Honduran Earthquake of 2009 Destroyed Half of Coral Reefs of Belizean Barrier Reef Lagoon
Source: EurekAlert!
September 12, 2011
"Earth's coral reefs have not been faring well in recent decades, facing multiple threats from pollution, disease, elevated water temperatures, and overfishing. "Often referred to as the "rainforests of the Sea," coral reefs support a wide variety of marine life, help protect shorelines, and contribute significantly to tourism and the fishing industry. A new study looks at a rare but catastrophic impact on reefs: the damage caused by natural disasters such as an earthquakes.

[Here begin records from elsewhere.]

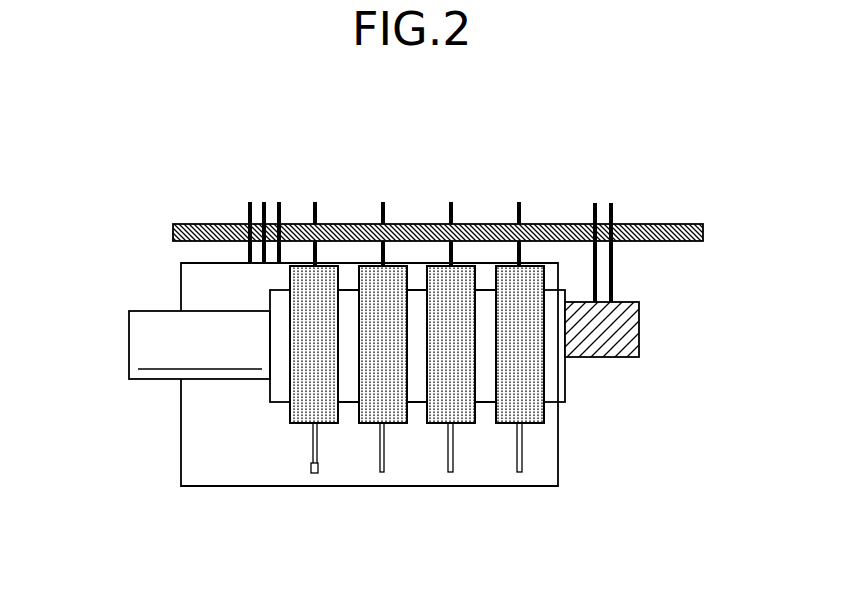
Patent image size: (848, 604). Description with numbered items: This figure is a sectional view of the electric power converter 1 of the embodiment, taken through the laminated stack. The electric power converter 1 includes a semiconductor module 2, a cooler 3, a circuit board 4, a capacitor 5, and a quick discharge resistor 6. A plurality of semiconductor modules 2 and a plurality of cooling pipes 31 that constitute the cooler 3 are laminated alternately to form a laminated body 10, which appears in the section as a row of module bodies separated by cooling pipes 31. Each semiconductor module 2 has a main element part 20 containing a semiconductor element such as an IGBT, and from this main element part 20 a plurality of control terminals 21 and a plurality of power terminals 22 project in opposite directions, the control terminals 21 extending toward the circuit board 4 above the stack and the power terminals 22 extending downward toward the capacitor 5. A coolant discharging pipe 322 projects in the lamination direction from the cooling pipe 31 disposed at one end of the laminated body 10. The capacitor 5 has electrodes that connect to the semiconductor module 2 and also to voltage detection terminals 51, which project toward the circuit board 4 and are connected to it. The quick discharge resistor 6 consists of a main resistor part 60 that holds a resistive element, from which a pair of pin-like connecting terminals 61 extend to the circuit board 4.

The electric power converter 1 is at (572, 162).
The semiconductor module 2 is at (530, 413).
The main element part 20 is at (310, 400).
The control terminals 21 is at (312, 203).
The power terminals 22 is at (317, 470).
The cooler 3 is at (558, 392).
The cooling pipe 31 is at (555, 380).
The coolant discharging pipe 322 is at (167, 328).
The circuit board 4 is at (667, 223).
The capacitor 5 is at (485, 468).
The voltage detection terminals 51 is at (246, 211).
The quick discharge resistor 6 is at (625, 342).
The main resistor part 60 is at (640, 320).
The connecting terminals 61 is at (615, 268).
The laminated body 10 is at (258, 393).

In May of 2009, a powerful, magnitude-7.3 earthquake shook the western Caribbean, causing lagoonal reefs in Belize, 213 kilometers (132 miles) from the epicenter, to avalanche and slide into deeper water. As reported in a preprint article of Ecology, a journal of the Ecological Society of America, Richard Aronson of the Florida Institute of Technology and colleagues analyzed data that suggest how the history of the reef will influence its recovery.
During the quarter-century before the earthquake struck, the reefs had gone through mass mortalities of two sequentially dominant coral species. Novel events in their own right, these mass mortalities were instantly "rendered moot" on half the reefs, which were destroyed when the earthquake hit."